Estamos viviendo en un momento intelectual muy raro. Mientras los jóvenes se la pasan diciendo “literalmente” cuando no cabe aplicar esa palabra en su discurso, la mayor parte de los vivientes no son capaces ya de entender una metáfora, no entienden la ironía ni el sarcasmo, y solo se ríen cuando les explicas el chiste o cuando en las series suenan las risas enlatadas marcando el momento adecuado para soltar la carcajada.
Quizás es por eso que las señales de tráfico en este país son consideradas meros adminículos inherentes a las vías, sin valor real; quizás por eso el cartel de ‘Silencio’ en los hospitales se lo pasan por el forro; quizás es por eso que cada vez todo es más simple, como el mecanismo de un chupete; quizás es por eso que en mis tiempos triunfaba Mazinger Z, con Afrodita fulminando a los malos a golpe de teta teledirigida, con el tremendo simbolismo que eso conlleva, y el bifronte barón Ashler nos fascinaba con su simbolismo no binario sin necesidad de alegatos ni sermones absurdos y hoy triunfa la cerda Pepa.

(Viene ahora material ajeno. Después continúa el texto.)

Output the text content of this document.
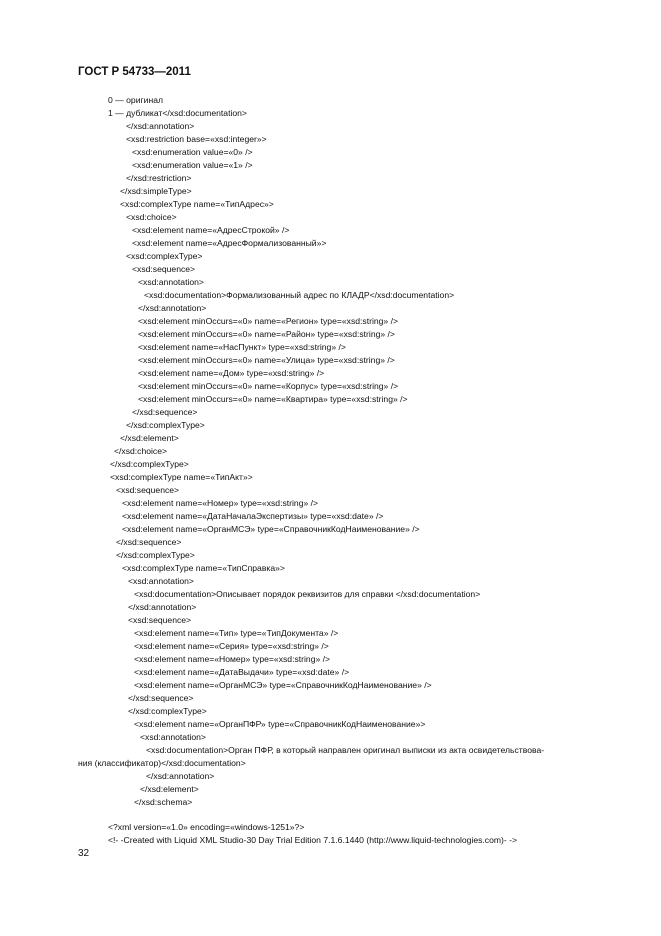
ГОСТ Р 54733—2011
0 — оригинал
1 — дубликат</xsd:documentation>
</xsd:annotation>
<xsd:restriction base=«xsd:integer»>
<xsd:enumeration value=«0» />
<xsd:enumeration value=«1» />
</xsd:restriction>
</xsd:simpleType>
<xsd:complexType name=«ТипАдрес»>
<xsd:choice>
<xsd:element name=«АдресСтрокой» />
<xsd:element name=«АдресФормализованный»>
<xsd:complexType>
<xsd:sequence>
<xsd:annotation>
<xsd:documentation>Формализованный адрес по КЛАДР</xsd:documentation>
</xsd:annotation>
<xsd:element minOccurs=«0» name=«Регион» type=«xsd:string» />
<xsd:element minOccurs=«0» name=«Район» type=«xsd:string» />
<xsd:element name=«НасПункт» type=«xsd:string» />
<xsd:element minOccurs=«0» name=«Улица» type=«xsd:string» />
<xsd:element name=«Дом» type=«xsd:string» />
<xsd:element minOccurs=«0» name=«Корпус» type=«xsd:string» />
<xsd:element minOccurs=«0» name=«Квартира» type=«xsd:string» />
</xsd:sequence>
</xsd:complexType>
</xsd:element>
</xsd:choice>
</xsd:complexType>
<xsd:complexType name=«ТипАкт»>
<xsd:sequence>
<xsd:element name=«Номер» type=«xsd:string» />
<xsd:element name=«ДатаНачалаЭкспертизы» type=«xsd:date» />
<xsd:element name=«ОрганМСЭ» type=«СправочникКодНаименование» />
</xsd:sequence>
</xsd:complexType>
<xsd:complexType name=«ТипСправка»>
<xsd:annotation>
<xsd:documentation>Описывает порядок реквизитов для справки </xsd:documentation>
</xsd:annotation>
<xsd:sequence>
<xsd:element name=«Тип» type=«ТипДокумента» />
<xsd:element name=«Серия» type=«xsd:string» />
<xsd:element name=«Номер» type=«xsd:string» />
<xsd:element name=«ДатаВыдачи» type=«xsd:date» />
<xsd:element name=«ОрганМСЭ» type=«СправочникКодНаименование» />
</xsd:sequence>
</xsd:complexType>
<xsd:element name=«ОрганПФР» type=«СправочникКодНаименование»>
<xsd:annotation>
<xsd:documentation>Орган ПФР, в который направлен оригинал выписки из акта освидетельствова-
ния (классификатор)</xsd:documentation>
</xsd:annotation>
</xsd:element>
</xsd:schema>
<?xml version=«1.0» encoding=«windows-1251»?>
<!- -Created with Liquid XML Studio-30 Day Trial Edition 7.1.6.1440 (http://www.liquid-technologies.com)- ->
32
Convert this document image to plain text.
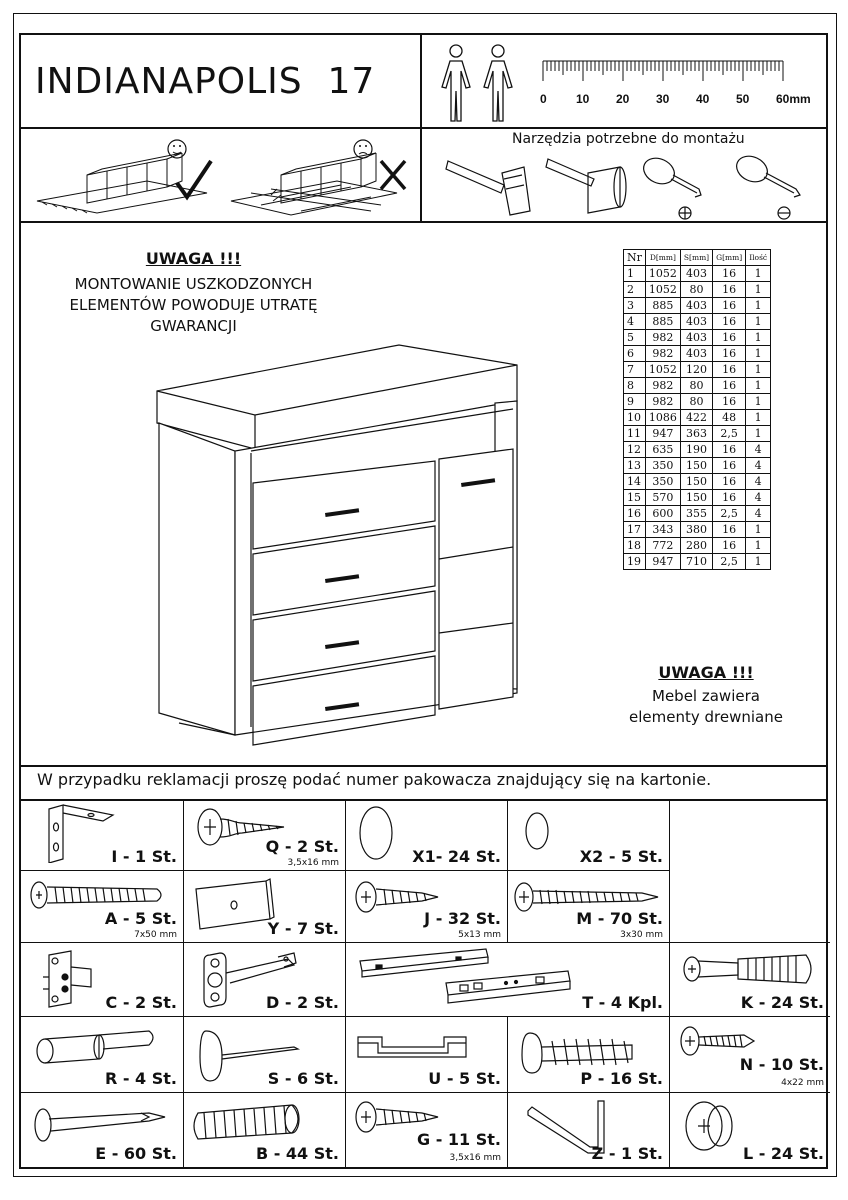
INDIANAPOLIS  17	0 10 20 30 40 50 60mm
Narzędzia potrzebne do montażu
UWAGA !!!
MONTOWANIE USZKODZONYCH
ELEMENTÓW POWODUJE UTRATĘ
GWARANCJI
Nr	D[mm]	S[mm]	G[mm]	Ilość
1	1052	403	16	1
2	1052	80	16	1
3	885	403	16	1
4	885	403	16	1
5	982	403	16	1
6	982	403	16	1
7	1052	120	16	1
8	982	80	16	1
9	982	80	16	1
10	1086	422	48	1
11	947	363	2,5	1
12	635	190	16	4
13	350	150	16	4
14	350	150	16	4
15	570	150	16	4
16	600	355	2,5	4
17	343	380	16	1
18	772	280	16	1
19	947	710	2,5	1
UWAGA !!!
Mebel zawiera
elementy drewniane
W przypadku reklamacji proszę podać numer pakowacza znajdujący się na kartonie.
I - 1 St.
Q - 2 St.
3,5x16 mm	X1- 24 St.	X2 - 5 St.
A - 5 St.
7x50 mm	Y - 7 St.
J - 32 St.
5x13 mm
M - 70 St.
3x30 mm
C - 2 St.	D - 2 St.	T - 4 Kpl.	K - 24 St.
R - 4 St.	S - 6 St.	U - 5 St.	P - 16 St.
N - 10 St.
4x22 mm
E - 60 St.	B - 44 St.
G - 11 St.
3,5x16 mm	Z - 1 St.	L - 24 St.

Si algo nos etiqueta como humanos, (si es que existe algo a lo que denominar ‘humanidad’, que cada vez estoy más dudosa de ello), es el simbolismo. Entender el mecanismo mental de los símbolos, comprender cómo algo sin aparente relación con otra cosa nos lleva más allá de su denominación y su apariencia, pudiendo extender su significado miles de años hacia delante o hacia atrás, nos conecta con las creencias y los sentimientos de nuestros congéneres.
Por ejemplo, encontramos laberintos pintados o tallados en los primeros ejemplos de arte humano, allá por el Paleolítico, y sin interrupción aparecen a lo largo de toda la historia humana, los hallamos en la catedral de Chartres, equilibrando perfectamente su peso terrenal con la luz aérea del rosetón y en los jardines victorianos como aquel en el que la indefensa Mina huye del Conde que la ha perseguido a través de las vidas y el tiempo; el laberinto simboliza el paso del reino visible de lo humano a la dimensión ultra humana, todos entendemos ese misterio intuitivamente cuando un personaje entra en un laberinto, o cuando nosotros mismos nos internamos en alguno. Pero hay miles de ejemplos.

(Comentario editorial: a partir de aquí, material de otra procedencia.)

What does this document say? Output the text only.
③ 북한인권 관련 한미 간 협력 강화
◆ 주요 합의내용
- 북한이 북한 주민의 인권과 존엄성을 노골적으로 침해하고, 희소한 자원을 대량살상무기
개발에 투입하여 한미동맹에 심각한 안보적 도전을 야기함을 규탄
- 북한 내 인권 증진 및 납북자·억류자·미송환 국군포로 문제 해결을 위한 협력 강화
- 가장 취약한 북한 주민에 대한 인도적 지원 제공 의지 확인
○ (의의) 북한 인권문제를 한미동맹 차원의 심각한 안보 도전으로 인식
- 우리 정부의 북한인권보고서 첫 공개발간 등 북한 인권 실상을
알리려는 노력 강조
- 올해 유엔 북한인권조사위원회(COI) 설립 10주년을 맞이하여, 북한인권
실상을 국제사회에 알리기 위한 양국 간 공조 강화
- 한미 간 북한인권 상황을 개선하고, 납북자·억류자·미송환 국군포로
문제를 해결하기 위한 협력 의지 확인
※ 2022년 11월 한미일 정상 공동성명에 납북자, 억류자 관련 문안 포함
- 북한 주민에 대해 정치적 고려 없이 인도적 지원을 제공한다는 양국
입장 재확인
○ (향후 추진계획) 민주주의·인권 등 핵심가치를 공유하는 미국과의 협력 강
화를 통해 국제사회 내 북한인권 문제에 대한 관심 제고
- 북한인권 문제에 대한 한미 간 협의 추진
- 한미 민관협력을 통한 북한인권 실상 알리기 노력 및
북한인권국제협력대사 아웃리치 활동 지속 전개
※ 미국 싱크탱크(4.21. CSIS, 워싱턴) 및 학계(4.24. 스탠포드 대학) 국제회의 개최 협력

Todos nos debatimos en el bosque de los símbolos, en ellos nacemos y en este bosque caminamos, como diría Baudelaire, sin atinar a entender qué mierda es lo que pasa ni lo que hacemos ni de dónde venimos ni adónde vamos, ni por qué Candanga nos está llevando hacia allá, sea este allá lo que quiera ser.
Símbolo es el puño levantado que se opone al símbolo imperial de la mano extendida. Símbolo es el rojo oponiéndose al statu quo. Símbolo es caminar en los zapatos del pueblo o vestirse de patria. Símbolo es el atún y el arroz como símbolo es despreciar el pan y la sal.
Símbolo también es la cruz, símbolo que no era en un principio cristiano, (que los discípulos del galileo se unían bajo la figura simbólica del pez), sino símbolo del Sol Invicto. Y bajo ese símbolo solar, los brazos del instrumento de tortura y los rayos del astro rey se unieron en el estandarte imperial para que todas las huestes pelearan juntas y darle a Constantino, pagano hasta su lecho de muerte, (si no incluso más allá), la victoria en la batalla del puente Milvio. In hoc signo vinces, vencemos a través de símbolos o, como Majencio, perdemos al no entender el poder que los símbolos tienen sobre los seres humanos.
Y los símbolos, estimado lector, son como los impuestos y la muerte, puedes no creer en ellos, pero antes o después te atrapan.